Revista Vacatussa abriu processo de seleção, com o intuito de descobrir novos autores, para compor a sua 12ª edição. O projeto conta com incentivo do Funcultura.

Serão aceitos textos dos gêneros conto, poesia e crônica que não ultrapassem o limite de 3.500 caracteres. Cada autor pode enviar apenas um texto, que deve estar em arquivo de Word (formatos .doc ou .docx). O arquivo deve ser nomeado com o nome do autor seguido pelo título da obra. Ao todo, nas páginas das 10 edições publicadas da REVISTA VACATUSSA já foram impressos 95 textos (entre contos, crônicas e poemas) de 69 escritores diferentes e 91 ilustrações.

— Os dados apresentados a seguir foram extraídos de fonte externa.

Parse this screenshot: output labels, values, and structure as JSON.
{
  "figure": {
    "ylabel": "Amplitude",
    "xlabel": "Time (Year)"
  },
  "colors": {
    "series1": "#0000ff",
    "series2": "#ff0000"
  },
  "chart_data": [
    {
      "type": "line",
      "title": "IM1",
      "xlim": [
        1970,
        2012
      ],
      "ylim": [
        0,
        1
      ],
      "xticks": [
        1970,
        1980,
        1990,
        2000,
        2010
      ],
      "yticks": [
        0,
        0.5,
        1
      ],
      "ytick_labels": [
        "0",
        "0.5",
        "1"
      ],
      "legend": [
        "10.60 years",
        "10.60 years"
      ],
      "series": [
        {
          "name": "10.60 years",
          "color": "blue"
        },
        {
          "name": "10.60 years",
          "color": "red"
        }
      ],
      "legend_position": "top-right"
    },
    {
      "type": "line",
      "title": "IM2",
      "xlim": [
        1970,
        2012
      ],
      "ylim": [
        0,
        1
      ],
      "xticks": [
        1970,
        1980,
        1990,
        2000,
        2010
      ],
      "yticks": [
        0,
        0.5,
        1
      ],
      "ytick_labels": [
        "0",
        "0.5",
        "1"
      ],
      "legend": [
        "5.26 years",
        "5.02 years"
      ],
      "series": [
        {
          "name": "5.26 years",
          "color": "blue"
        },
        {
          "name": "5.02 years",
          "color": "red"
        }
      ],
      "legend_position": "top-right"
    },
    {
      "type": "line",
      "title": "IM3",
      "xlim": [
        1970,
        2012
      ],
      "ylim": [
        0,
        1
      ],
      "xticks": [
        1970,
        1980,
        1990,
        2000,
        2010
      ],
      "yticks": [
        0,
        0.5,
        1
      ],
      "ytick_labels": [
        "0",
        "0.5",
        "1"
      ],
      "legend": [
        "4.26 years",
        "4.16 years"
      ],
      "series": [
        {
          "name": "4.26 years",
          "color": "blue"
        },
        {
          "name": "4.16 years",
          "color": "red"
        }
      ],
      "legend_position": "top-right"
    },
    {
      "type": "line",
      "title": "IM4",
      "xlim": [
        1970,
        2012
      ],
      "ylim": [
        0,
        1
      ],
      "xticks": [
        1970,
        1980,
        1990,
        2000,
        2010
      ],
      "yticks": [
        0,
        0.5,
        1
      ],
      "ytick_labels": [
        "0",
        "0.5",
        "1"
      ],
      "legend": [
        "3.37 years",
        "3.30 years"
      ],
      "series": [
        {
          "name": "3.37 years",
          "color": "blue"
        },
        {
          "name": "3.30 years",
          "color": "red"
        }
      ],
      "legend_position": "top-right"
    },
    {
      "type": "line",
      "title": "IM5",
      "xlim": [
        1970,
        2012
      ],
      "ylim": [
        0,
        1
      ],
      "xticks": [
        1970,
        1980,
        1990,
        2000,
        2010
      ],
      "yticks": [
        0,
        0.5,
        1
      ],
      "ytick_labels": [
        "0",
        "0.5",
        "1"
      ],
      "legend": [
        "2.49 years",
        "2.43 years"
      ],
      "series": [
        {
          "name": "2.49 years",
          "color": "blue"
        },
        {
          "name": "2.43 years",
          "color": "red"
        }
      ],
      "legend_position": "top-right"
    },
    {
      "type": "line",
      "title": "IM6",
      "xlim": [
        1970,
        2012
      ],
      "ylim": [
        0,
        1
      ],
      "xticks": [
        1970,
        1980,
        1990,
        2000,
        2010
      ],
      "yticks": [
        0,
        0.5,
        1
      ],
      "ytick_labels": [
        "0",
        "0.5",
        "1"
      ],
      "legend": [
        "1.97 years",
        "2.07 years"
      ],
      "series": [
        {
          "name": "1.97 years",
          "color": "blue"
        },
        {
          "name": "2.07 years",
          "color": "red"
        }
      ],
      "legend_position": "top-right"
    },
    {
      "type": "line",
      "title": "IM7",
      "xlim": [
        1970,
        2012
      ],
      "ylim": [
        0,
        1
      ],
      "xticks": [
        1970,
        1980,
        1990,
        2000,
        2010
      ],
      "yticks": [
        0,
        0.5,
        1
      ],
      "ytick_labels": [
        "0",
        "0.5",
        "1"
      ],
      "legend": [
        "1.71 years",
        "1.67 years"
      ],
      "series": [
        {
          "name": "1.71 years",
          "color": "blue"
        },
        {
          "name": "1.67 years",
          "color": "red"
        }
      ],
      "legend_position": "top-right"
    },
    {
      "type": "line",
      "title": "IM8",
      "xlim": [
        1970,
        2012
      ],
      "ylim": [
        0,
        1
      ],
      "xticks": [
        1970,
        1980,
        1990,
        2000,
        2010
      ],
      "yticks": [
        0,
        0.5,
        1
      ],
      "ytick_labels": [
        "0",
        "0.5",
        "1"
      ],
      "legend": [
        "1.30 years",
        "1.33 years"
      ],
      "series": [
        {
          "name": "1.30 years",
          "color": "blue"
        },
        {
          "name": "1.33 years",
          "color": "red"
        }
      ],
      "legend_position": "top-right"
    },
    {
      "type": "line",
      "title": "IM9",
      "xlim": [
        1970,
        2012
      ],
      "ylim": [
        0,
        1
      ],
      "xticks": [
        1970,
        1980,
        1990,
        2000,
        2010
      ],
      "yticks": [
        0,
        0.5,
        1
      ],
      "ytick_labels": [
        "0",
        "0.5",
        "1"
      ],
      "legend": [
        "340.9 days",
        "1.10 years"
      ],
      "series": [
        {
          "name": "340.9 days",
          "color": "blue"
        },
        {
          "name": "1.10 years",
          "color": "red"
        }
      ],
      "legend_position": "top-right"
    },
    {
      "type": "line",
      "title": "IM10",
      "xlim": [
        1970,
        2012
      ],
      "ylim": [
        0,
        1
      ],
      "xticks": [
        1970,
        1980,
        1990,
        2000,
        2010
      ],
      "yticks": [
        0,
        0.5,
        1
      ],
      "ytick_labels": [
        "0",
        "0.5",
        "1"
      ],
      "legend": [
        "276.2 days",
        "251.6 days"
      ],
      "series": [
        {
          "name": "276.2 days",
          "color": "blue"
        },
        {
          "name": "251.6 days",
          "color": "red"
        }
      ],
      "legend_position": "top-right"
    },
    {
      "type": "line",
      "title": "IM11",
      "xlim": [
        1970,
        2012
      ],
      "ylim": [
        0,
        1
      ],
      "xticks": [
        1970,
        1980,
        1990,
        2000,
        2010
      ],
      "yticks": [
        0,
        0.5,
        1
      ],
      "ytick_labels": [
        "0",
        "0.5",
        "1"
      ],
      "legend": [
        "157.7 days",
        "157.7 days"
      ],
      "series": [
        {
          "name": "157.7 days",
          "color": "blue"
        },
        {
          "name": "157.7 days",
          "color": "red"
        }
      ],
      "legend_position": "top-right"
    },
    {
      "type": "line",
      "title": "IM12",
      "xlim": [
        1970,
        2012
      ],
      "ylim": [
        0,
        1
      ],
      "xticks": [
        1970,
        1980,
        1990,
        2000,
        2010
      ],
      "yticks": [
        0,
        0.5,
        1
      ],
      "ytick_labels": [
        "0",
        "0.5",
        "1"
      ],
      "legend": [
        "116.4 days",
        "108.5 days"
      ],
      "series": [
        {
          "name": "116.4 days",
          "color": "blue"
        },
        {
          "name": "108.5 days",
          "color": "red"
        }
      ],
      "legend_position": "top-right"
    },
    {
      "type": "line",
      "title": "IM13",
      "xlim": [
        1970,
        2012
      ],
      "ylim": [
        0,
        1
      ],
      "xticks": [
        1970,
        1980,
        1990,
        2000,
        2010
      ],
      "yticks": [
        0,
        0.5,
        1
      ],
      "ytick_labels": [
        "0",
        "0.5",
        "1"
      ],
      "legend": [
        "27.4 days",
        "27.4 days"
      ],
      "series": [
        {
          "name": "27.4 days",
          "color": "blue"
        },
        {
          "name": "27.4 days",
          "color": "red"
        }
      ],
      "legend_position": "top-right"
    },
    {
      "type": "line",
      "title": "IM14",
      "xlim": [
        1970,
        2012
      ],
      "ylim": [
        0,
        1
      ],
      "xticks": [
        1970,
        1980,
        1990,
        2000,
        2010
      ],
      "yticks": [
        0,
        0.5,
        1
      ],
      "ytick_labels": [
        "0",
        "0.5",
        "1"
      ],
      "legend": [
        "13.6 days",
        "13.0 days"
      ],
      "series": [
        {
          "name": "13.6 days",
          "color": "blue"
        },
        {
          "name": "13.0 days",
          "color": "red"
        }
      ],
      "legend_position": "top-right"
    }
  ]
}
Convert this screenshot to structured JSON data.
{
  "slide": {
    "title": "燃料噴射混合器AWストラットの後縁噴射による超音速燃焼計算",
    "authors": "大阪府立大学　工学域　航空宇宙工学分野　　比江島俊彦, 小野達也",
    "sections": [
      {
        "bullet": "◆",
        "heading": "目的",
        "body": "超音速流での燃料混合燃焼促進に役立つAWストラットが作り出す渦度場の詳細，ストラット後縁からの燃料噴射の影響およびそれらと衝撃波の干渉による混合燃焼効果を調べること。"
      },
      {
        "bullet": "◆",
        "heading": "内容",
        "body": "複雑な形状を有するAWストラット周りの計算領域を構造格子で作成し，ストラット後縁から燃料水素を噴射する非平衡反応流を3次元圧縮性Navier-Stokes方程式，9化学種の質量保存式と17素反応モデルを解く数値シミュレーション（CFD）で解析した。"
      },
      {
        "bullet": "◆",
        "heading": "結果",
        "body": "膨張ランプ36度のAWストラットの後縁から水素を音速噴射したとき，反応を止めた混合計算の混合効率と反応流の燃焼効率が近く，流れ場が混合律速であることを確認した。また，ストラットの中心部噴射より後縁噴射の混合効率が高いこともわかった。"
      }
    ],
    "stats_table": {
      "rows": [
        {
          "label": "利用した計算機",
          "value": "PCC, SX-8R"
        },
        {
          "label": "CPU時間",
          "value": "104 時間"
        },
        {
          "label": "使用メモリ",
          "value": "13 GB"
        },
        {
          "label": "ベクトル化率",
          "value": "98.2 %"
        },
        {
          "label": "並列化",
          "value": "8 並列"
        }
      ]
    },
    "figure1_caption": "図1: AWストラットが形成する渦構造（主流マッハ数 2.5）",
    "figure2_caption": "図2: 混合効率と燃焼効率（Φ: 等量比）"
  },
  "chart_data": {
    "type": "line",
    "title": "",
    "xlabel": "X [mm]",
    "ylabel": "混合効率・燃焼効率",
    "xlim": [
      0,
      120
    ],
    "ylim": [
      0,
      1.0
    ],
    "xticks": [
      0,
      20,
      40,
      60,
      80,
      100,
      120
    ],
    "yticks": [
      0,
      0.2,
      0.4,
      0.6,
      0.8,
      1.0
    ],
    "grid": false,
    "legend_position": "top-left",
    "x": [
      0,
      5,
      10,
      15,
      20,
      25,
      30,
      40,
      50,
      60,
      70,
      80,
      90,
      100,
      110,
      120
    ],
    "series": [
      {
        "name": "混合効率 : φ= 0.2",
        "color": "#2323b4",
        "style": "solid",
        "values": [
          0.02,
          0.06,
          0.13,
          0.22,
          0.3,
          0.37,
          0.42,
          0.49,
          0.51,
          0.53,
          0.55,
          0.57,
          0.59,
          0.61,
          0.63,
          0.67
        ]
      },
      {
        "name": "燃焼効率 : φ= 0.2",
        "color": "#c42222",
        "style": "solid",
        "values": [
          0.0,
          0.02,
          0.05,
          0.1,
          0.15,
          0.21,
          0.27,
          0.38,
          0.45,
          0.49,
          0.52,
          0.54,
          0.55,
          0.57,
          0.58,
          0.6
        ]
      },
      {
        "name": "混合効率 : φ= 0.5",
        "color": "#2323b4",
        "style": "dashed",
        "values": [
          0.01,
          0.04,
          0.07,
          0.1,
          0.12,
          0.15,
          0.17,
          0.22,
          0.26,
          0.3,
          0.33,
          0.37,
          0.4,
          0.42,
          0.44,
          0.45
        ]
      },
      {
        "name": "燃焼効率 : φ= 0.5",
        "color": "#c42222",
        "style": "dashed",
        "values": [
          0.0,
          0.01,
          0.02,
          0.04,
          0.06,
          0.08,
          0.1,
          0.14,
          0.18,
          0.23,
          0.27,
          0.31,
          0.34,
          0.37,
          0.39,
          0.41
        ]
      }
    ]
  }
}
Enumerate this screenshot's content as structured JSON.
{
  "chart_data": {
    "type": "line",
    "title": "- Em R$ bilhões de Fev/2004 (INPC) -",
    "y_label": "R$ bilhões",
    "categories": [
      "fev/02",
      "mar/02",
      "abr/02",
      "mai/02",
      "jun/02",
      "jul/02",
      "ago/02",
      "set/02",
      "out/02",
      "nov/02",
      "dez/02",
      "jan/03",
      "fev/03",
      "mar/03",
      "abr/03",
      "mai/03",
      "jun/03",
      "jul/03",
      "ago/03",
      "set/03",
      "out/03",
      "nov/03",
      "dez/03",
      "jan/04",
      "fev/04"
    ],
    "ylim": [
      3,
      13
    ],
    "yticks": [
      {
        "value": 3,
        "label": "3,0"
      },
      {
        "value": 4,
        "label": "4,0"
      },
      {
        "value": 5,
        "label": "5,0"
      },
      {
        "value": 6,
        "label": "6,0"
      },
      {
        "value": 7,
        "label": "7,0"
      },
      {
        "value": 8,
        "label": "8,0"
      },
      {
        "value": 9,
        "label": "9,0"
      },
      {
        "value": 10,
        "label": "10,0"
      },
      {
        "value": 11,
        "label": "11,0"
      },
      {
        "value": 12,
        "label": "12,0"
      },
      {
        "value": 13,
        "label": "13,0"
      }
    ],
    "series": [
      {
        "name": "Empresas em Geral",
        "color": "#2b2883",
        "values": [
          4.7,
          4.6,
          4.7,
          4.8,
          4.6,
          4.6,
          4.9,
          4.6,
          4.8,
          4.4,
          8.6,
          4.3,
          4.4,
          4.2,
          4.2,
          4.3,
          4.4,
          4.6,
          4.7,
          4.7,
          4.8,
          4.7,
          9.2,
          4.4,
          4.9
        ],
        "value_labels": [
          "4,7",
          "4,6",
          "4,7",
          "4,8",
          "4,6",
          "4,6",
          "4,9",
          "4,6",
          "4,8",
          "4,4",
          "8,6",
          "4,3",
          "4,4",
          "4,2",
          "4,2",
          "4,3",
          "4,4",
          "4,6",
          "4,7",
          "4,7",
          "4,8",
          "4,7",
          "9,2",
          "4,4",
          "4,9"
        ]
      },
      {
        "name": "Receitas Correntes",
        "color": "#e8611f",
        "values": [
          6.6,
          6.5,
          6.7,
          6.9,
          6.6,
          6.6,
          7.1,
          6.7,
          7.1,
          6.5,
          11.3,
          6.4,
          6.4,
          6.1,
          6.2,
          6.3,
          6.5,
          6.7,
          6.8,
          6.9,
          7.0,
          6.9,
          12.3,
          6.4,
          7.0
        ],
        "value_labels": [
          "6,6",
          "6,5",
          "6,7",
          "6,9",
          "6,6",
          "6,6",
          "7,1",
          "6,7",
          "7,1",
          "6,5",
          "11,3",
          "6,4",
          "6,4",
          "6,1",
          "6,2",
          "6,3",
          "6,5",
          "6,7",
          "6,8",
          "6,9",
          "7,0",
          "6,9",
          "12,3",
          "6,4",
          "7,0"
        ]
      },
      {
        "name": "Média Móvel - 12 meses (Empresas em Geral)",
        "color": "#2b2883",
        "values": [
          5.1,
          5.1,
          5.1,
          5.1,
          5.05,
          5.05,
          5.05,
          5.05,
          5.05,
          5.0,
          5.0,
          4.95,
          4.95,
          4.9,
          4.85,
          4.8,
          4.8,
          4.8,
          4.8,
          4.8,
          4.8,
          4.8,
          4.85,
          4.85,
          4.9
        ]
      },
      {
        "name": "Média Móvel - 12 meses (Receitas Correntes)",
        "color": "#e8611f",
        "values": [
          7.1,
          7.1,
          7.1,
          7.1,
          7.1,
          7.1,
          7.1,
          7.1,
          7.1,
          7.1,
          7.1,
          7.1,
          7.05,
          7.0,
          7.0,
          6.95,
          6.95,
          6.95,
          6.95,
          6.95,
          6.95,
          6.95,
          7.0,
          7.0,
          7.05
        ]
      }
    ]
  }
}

O texto deve seguir a formatação: fonte Times New Roman, tamanho 12 e espaçamento entrelinhas 1,5. As inscrições devem ser enviadas para o e-mail vacatussa@gmail.com até o dia 15 de junho de 2017.

Os autores dos textos selecionados receberão R$ 300,00 (trezentos reais) pela cessão de direitos autorais.

A Revista

A Revista Vacatussa (Recife) foi criada em 2005 como um espaço de incentivo à produção literária e de divulgação do trabalho de escritores contemporâneos. Desde o princípio, busca diferentes formas de contar uma história, apostando no diálogo entre escritores e ilustradores. Depois de sete anos de hiato, a Vacatussa volta a circular, agora com apoio do Funcultura para seis edições.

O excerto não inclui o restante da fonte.